Commissioners will have a public hearing on the matter at their March 25 meeting, 7 p.m. at the County Administrative Complex.

"Nationwide, 25 percent of 911 calls are from cell phones, and 25 percent of those can't tell you where they are," said Commissioner Herb Frady when the county's governing body discussed the additional tax recently.

In Fayette, said emergency dispatch center director Cheryl Rogers, the figure is a little lower. About 15 to 18 percent of 911 calls are from cell phones. But she agreed that many callers who use their cellular phones at the scenes of accidents don't know their locations.

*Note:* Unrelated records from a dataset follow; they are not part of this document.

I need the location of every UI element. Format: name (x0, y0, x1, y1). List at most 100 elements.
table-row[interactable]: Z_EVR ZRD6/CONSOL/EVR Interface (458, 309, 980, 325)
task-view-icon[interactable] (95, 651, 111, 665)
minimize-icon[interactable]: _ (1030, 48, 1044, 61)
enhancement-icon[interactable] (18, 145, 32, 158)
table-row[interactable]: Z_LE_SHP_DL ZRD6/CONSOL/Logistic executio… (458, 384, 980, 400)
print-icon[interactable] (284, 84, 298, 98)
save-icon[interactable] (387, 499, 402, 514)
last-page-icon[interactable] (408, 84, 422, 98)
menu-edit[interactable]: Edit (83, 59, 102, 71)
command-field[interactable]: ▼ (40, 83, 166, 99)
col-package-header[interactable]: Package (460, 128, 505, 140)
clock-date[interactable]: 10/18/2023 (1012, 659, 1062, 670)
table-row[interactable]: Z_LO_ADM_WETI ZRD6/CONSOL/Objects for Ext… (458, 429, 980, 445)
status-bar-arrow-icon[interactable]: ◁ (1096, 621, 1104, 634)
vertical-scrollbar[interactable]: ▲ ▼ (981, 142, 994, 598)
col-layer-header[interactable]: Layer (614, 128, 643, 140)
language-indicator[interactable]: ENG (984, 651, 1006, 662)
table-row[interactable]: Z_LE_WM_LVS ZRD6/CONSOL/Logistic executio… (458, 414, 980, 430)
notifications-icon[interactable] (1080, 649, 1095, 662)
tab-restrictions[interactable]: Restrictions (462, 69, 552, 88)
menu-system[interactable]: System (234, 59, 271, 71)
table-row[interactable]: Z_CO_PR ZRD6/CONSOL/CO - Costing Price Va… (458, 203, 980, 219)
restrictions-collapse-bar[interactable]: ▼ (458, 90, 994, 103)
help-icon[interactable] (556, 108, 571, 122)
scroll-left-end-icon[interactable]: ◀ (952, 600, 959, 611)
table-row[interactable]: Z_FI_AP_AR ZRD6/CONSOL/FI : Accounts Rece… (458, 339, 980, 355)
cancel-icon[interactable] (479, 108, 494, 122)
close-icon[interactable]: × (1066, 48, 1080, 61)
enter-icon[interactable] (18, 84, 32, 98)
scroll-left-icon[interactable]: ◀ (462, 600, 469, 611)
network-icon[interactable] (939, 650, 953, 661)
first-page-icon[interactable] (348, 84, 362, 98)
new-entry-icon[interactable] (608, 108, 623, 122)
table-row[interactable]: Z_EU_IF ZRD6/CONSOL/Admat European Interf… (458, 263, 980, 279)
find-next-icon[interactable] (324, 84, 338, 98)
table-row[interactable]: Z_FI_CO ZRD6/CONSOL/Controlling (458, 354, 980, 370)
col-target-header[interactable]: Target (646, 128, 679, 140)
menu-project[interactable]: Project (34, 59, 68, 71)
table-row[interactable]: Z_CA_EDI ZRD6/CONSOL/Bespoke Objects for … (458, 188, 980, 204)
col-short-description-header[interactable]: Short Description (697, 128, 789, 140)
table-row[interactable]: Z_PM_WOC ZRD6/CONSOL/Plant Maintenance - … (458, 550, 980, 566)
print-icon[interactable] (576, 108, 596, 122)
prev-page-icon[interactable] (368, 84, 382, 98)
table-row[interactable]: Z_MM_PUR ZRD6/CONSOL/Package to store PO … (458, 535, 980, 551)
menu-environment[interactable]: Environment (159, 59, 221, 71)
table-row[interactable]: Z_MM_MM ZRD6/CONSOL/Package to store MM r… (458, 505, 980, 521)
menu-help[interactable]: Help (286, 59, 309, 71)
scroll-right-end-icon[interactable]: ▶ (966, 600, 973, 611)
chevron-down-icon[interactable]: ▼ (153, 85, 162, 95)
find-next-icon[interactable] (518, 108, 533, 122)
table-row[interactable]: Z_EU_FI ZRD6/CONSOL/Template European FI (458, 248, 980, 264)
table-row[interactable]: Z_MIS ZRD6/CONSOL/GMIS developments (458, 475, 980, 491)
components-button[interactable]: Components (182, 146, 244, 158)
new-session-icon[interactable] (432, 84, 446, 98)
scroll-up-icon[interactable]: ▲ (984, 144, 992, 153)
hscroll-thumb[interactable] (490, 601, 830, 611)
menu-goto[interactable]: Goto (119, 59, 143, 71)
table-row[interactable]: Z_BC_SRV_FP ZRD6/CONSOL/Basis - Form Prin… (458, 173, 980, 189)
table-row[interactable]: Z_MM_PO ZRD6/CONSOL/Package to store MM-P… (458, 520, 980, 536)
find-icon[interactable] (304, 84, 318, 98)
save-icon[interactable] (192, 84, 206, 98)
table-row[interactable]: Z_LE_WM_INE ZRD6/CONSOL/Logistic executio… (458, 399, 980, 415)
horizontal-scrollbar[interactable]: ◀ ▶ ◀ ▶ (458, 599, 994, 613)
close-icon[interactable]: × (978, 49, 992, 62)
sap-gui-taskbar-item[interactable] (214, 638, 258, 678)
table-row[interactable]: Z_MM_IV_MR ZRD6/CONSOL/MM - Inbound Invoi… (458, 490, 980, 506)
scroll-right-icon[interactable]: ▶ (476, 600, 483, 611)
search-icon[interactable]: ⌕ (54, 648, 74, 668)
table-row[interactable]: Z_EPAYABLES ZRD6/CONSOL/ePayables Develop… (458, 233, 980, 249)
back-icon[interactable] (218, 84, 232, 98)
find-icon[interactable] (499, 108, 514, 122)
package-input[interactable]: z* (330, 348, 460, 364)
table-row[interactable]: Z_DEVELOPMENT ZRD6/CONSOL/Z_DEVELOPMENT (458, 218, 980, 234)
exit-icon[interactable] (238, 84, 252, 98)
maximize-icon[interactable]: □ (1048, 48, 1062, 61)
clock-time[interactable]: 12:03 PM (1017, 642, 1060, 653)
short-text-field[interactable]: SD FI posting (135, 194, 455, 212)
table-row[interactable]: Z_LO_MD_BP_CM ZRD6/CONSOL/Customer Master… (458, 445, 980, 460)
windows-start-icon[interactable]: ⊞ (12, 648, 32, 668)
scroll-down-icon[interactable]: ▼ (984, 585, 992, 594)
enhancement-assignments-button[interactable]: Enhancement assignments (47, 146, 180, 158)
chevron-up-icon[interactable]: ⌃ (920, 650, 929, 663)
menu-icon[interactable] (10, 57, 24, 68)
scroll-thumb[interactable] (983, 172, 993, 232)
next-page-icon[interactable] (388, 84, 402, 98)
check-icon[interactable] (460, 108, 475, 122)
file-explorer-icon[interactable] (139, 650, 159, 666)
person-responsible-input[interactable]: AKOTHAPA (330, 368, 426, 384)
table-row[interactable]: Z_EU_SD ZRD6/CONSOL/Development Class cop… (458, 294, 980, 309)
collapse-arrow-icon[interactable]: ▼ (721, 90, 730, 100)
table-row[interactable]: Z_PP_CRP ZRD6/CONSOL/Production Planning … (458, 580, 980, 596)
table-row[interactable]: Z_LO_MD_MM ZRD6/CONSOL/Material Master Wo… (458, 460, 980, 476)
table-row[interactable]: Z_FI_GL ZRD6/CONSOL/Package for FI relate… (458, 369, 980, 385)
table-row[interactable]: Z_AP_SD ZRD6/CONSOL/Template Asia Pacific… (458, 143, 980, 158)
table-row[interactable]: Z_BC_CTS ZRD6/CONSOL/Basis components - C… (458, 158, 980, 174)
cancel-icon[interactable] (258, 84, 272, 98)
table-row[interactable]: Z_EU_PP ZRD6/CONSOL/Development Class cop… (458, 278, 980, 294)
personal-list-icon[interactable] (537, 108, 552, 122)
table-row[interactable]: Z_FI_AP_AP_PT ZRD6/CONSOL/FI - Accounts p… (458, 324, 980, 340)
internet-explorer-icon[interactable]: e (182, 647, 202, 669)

If the county adds the $1 charge to cell phone bills, 30 percent of the money collected can be used to develop technology that would pinpoint the location of a cell phone call for emergency dispatchers, said county manager Billy Beckett. The rest would have to be used for general operating expenses of the county's enhanced emergency dispatch system.

That's a good thing, commissioners said. The current charge of $1.50 per month on home phones has fallen short of paying the cost of maintaining the county's E911 dispatch center ever since Fayette's governments consolidated the operation two years ago, said Beckett, adding that more upgrades are needed in the future.

"The earlier we can start on this, the better off we're going to be," said Frady, adding that the shortfall ran almost $200,000 last year .

If commissioners approve the charge March 25, the county will have to wait 190 days after that before adding the charge to cell phone bills, he said.

Rogers said it's impossible to tell how much money the county would raise by taxing cell phones, because the number of customers each company has is a closely guarded secret.

Using an estimate that 20 percent of the population have cell phones, the tax would raise $213,600 a year, she said.